January 8, 2024
- Soft oil prices weighing on Loonie.
- Friday’s mixed US data muddies interest rate outlook.
- US dollar trading with modest bid.
FX at a glance
Source: IFXA
USDCAD Snapshot: open 1.3382-86, overnight range 1.3345-1.3396, close 1.3366.
USDCAD rallied hard and fast after Friday’s ISM data failed to stem concerns that the Fed may not cut rates as quickly or as low as traders expected. USDCAD did not derive much (if any) benefit from the Canadian employment data even though the unemployment rate was unchanged and average hourly earnings rose.
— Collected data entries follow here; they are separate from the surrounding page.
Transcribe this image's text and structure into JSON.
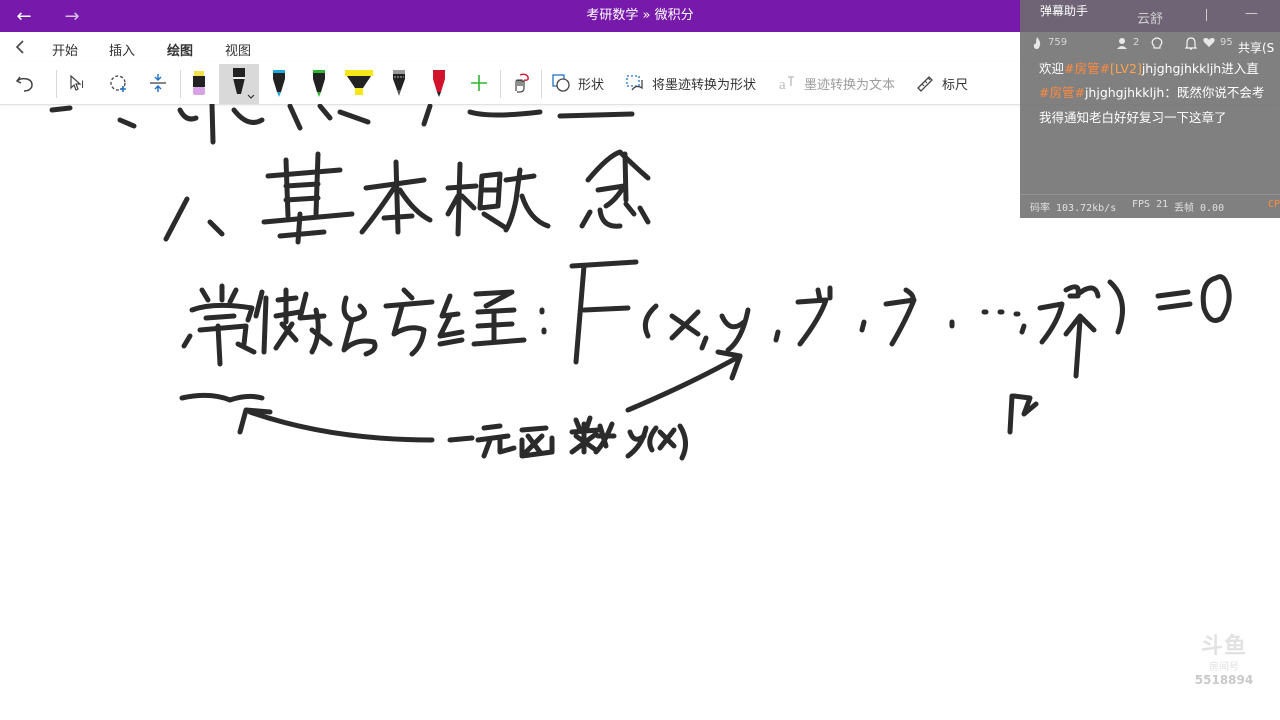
{
  "titlebar": {
    "title": "考研数学 » 微积分",
    "back_icon": "arrow-left-icon",
    "forward_icon": "arrow-right-icon",
    "bg_color": "#7719aa"
  },
  "ribbon": {
    "back_icon": "chevron-left-icon",
    "tabs": [
      {
        "label": "开始"
      },
      {
        "label": "插入"
      },
      {
        "label": "绘图",
        "active": true
      },
      {
        "label": "视图"
      }
    ],
    "tools": {
      "shape_label": "形状",
      "ink_to_shape_label": "将墨迹转换为形状",
      "ink_to_text_label": "墨迹转换为文本",
      "ruler_label": "标尺"
    },
    "pen_colors": [
      "#222222",
      "#1fa8e0",
      "#2fb52f",
      "#f5e51b",
      "#9a9a9a",
      "#d0122d"
    ],
    "add_pen_color": "#2fb52f"
  },
  "danmaku": {
    "title": "弹幕助手",
    "user": "云舒",
    "minimize": "—",
    "share": "共享(S",
    "stats": {
      "popularity": "759",
      "count2": "2",
      "likes": "95"
    },
    "messages": [
      {
        "prefix": "欢迎",
        "room": "#房管#",
        "level": "[LV2]",
        "text": "jhjghgjhkkljh进入直"
      },
      {
        "room": "#房管#",
        "text": "jhjghgjhkkljh：既然你说不会考"
      },
      {
        "text": "我得通知老白好好复习一下这章了"
      }
    ],
    "footer": {
      "bitrate": "码率 103.72kb/s",
      "fps": "FPS 21",
      "drop": "丢帧 0.00",
      "cp": "CP"
    }
  },
  "watermark": {
    "logo": "斗鱼",
    "sub": "房间号",
    "room_id": "5518894"
  }
}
Those result suggest the BoC will be on hold for longer than expected.
Soft oil prices are also underpinning USDCAD. WTI dropped from $73.94/b on Friday to $71.53/b today. Saudi Arabia Aramco cut is price for Arab light to Asian clients by $2.00/b starting February 1. The move suggests that talk of further Opec production cuts being announced Feb. 1 may be premature.
The Canadian data calendar is empty.
USDCAD Technicals:
The intraday USDCAD technicals are bullish above 1.3305 but needing to decisively breech resistance in the 1.3440-50 area to extend the rally. If not, USDCAD is likely to meander inside a 1.3200-1.3350 range.
Longer term, USDCAD is in a uptrend from 2014 that comes into play at 1.2780. that level is guarded by the uptrend from June 2021 at 1.3220 and previous bottoms at 1.3180.
For today, USDCAD support is at 1.334o and 1.3310. Resistance is at 1.3410 and 1.3440. Todays range 1.3330-1.3430.
Chart: USDCAD 4 hour
Source: Investing.com
G-10 FX recap
“If the most surprising economic performances by a country in the G-10 were Golden Globes categories, the US economy would win a pair of them: Best Economic Growth Performance and Best Employment Data.
Today, traders are reluctantly adjusting to the revised outlook for US interest rates after Friday’s nonfarm payrolls report. The headline numbers suggested that America was still creating jobs, with the unemployment rate being a robust 3.7% and wages rising more than expected. However, it is not as simple as that. Optimistic traders zeroed in on the ISM Services data, which showed ISM Services PMI and ISM employment slowing. They were in the minority, and it led to whip-saw trading.
There isn’t any notable US data today or tomorrow, leaving traders in limbo until Thursday’s inflation report. Asian equity indexes closed negatively, with Australia’s ASX down 0.50%. Japan was closed for a holiday. European bourses are modestly in the red, while S&P 500 futures are down 0.15%. The US 10-year Treasury yield is unchanged at 4.04%.
EURUSD is in the middle of its 1.4409-1.4493 range after a choppy overnight session. Mixed factory orders (actual 0.3% month-over-month but -4.4% year-over-year) offset better-than-expected trade data (Exports 3.7% month-over-month, Imports 1.9%). The EURUSD technicals are bullish while trading above 1.0860.
GBPUSD dropped from 1.2731 to 1.2673, then bounced back to 1.2706 in early New York trading. There wasn’t any UK data, leaving sterling to track Euro moves and US dollar sentiment. GBPUSD is underpinned by speculation that expected Bank of England rate cuts will be delayed and by technicals that are bullish above 1.2610.
USDJPY chopped about in a 144.09-144.93 range, with liquidity hampered by the Japanese holiday. The price action was fueled by US 10-year Treasury yields which traded in a 4.02-4.07% range overnight.
AUDUSD is at the bottom of its 0.6682-0.6735 range due to negative risk sentiment from Chinese growth concerns and the risk of US interest rates remaining unchanged for longer than previously expected.
FX high, low, open (as of 6:00 am ET)
Source: Investing.com
China Snapshot
PBoC fix: today 7.1006, expected 7.1499, previous 7.1028.
Shanghai Shenzhen CSI 300 fell 1.29% to 3286.06.
Chart: USDCNY and USDCNH hourly from Dec. 21
Chinese stocks are slumping due to a mix of weak data, and fears over domestic growth.